WRIT OF ERROR - A writ issued out
of a court of competent jurisdiction, directed to
the judge of a court of record in which final judgment
has been given, and commanding them, in some cases,
themselves to examine the record; in others to send
it to another court of appellate jurisdiction, therein
named, to be examined in order that some alleged error
in the proceeding may be corrected.
The first is called a writ of error coram nobis or
vobis. When an issue in fact has been decided, there
is not in general any appeal except by motion for
a new trial; and although a matter. of fact should
exist which was not brought into the issue, as for
example, if the defendant neglected to Plead a release,
which he might have pleaded, this is no error in the
proceedings, though a mistake of the defendant. But
there are some facts which affect the validity and
regularity of the proceeding itself, and to remedy
these errors the party in interest may sue out the
writ of error coram vobis. The death of one of the
parties at the commencement of the suit; the appearance
of an infant in a personal action, by an attorney,
and not by guardian; the coverture of either party,
at the commencement of the suit, when her husband
is not joined with her, are instances of this kind.
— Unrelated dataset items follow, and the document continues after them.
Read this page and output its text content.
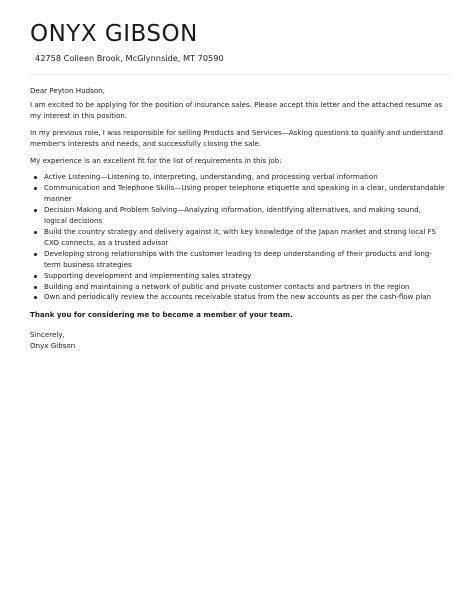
ONYX GIBSON
42758 Colleen Brook, McGlynnside, MT 70590

Dear Peyton Hudson,

I am excited to be applying for the position of insurance sales. Please accept this letter and the attached resume as my interest in this position.

In my previous role, I was responsible for selling Products and Services—Asking questions to qualify and understand member's interests and needs, and successfully closing the sale.

My experience is an excellent fit for the list of requirements in this job:

Active Listening—Listening to, interpreting, understanding, and processing verbal information
Communication and Telephone Skills—Using proper telephone etiquette and speaking in a clear, understandable manner
Decision Making and Problem Solving—Analyzing information, identifying alternatives, and making sound, logical decisions
Build the country strategy and delivery against it, with key knowledge of the Japan market and strong local FS CXO connects, as a trusted advisor
Developing strong relationships with the customer leading to deep understanding of their products and long-term business strategies
Supporting development and implementing sales strategy
Building and maintaining a network of public and private customer contacts and partners in the region
Own and periodically review the accounts receivable status from the new accounts as per the cash-flow plan

Thank you for considering me to become a member of your team.

Sincerely,

Onyx Gibson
The second species is called, generally, writ of
error, and is the more common. Its object is to review
and correct an error of the law committed in the proceedings,
which is not amendable, or cured at common law, or
by some of the statutes of amendment or jeofail.
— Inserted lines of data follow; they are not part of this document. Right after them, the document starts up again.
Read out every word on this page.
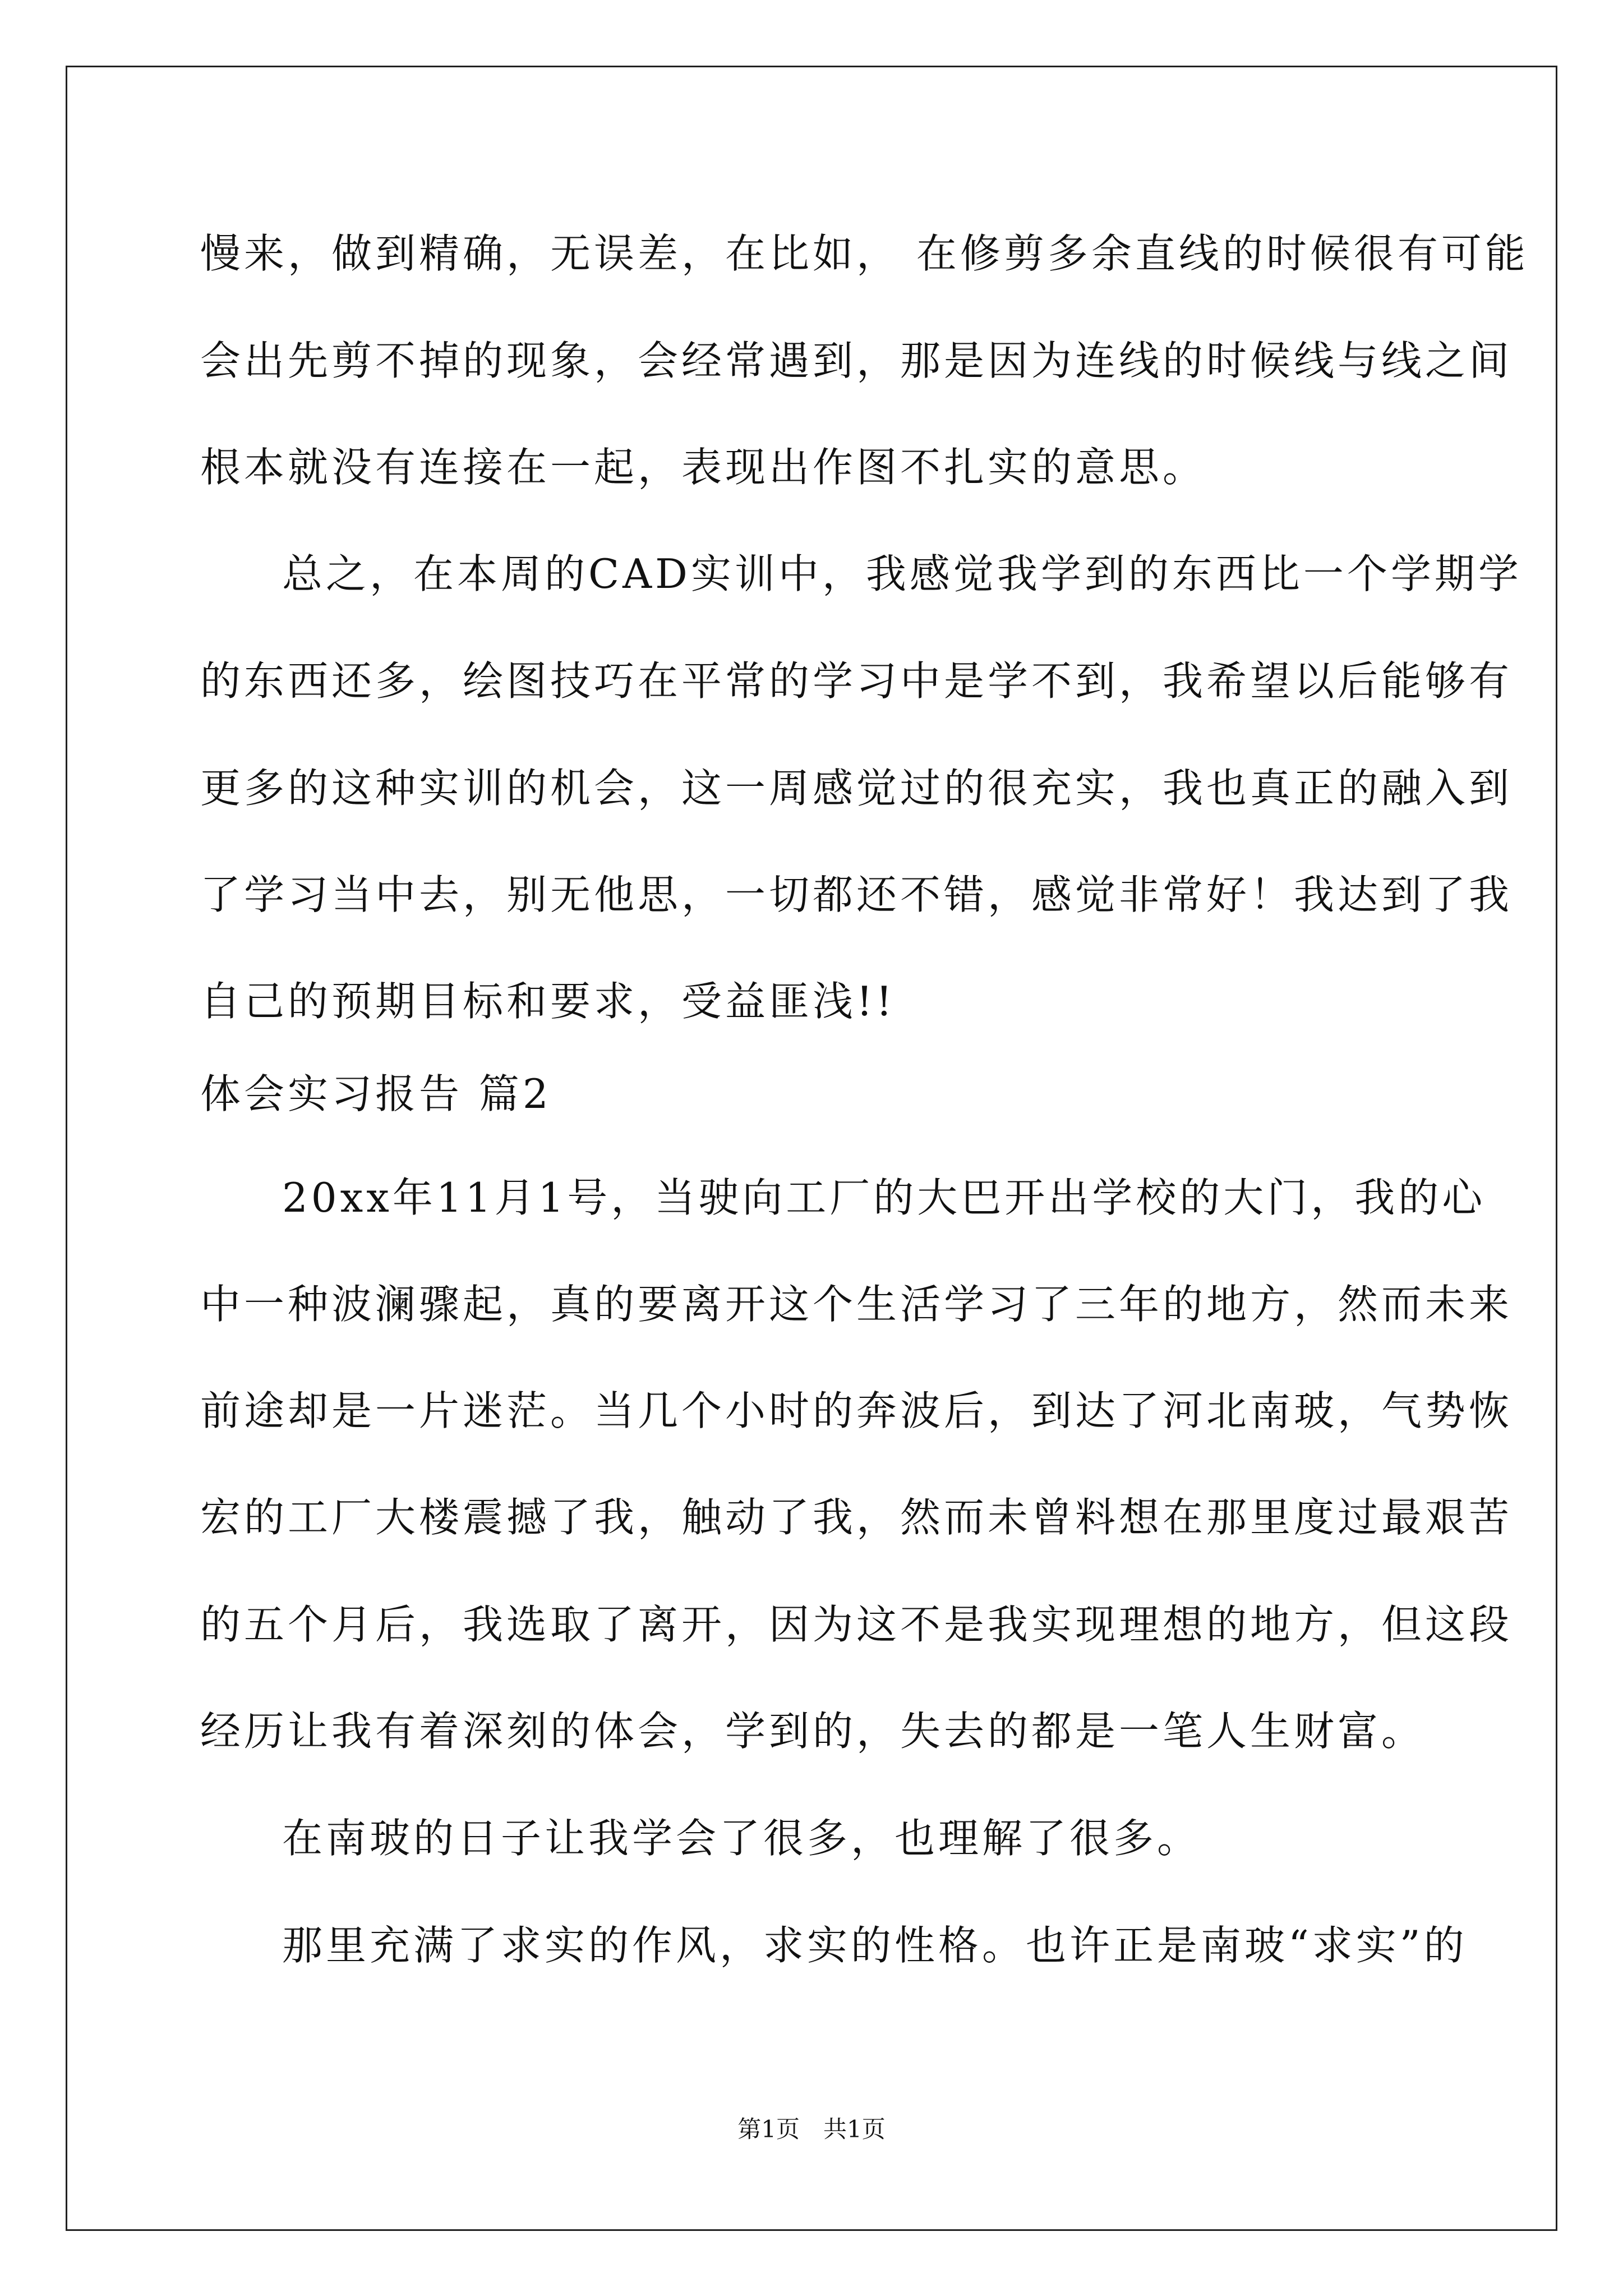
慢来，做到精确，无误差，在比如， 在修剪多余直线的时候很有可能
会出先剪不掉的现象，会经常遇到，那是因为连线的时候线与线之间
根本就没有连接在一起，表现出作图不扎实的意思。
总之，在本周的CAD实训中，我感觉我学到的东西比一个学期学
的东西还多，绘图技巧在平常的学习中是学不到，我希望以后能够有
更多的这种实训的机会，这一周感觉过的很充实，我也真正的融入到
了学习当中去，别无他思，一切都还不错，感觉非常好！我达到了我
自己的预期目标和要求，受益匪浅!!
体会实习报告 篇2
20xx年11月1号，当驶向工厂的大巴开出学校的大门，我的心
中一种波澜骤起，真的要离开这个生活学习了三年的地方，然而未来
前途却是一片迷茫。当几个小时的奔波后，到达了河北南玻，气势恢
宏的工厂大楼震撼了我，触动了我，然而未曾料想在那里度过最艰苦
的五个月后，我选取了离开，因为这不是我实现理想的地方，但这段
经历让我有着深刻的体会，学到的，失去的都是一笔人生财富。
在南玻的日子让我学会了很多，也理解了很多。
那里充满了求实的作风，求实的性格。也许正是南玻“求实”的
第1页　共1页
In the French law the demande en cassation is somewhat
similar to our proceeding in error; according to some
of the best writers on French law, it is considered
as a new suit, and it is less an action between the
original parties, than a question between the judgment
and the law. It is not the action which is to be judged,
but the judgment.
A writ of error is in the nature of a suit or action,
when it is to restore the party who obtains it to
the possession of any thing which is withheld from
him, not when its operation is entirely defensive.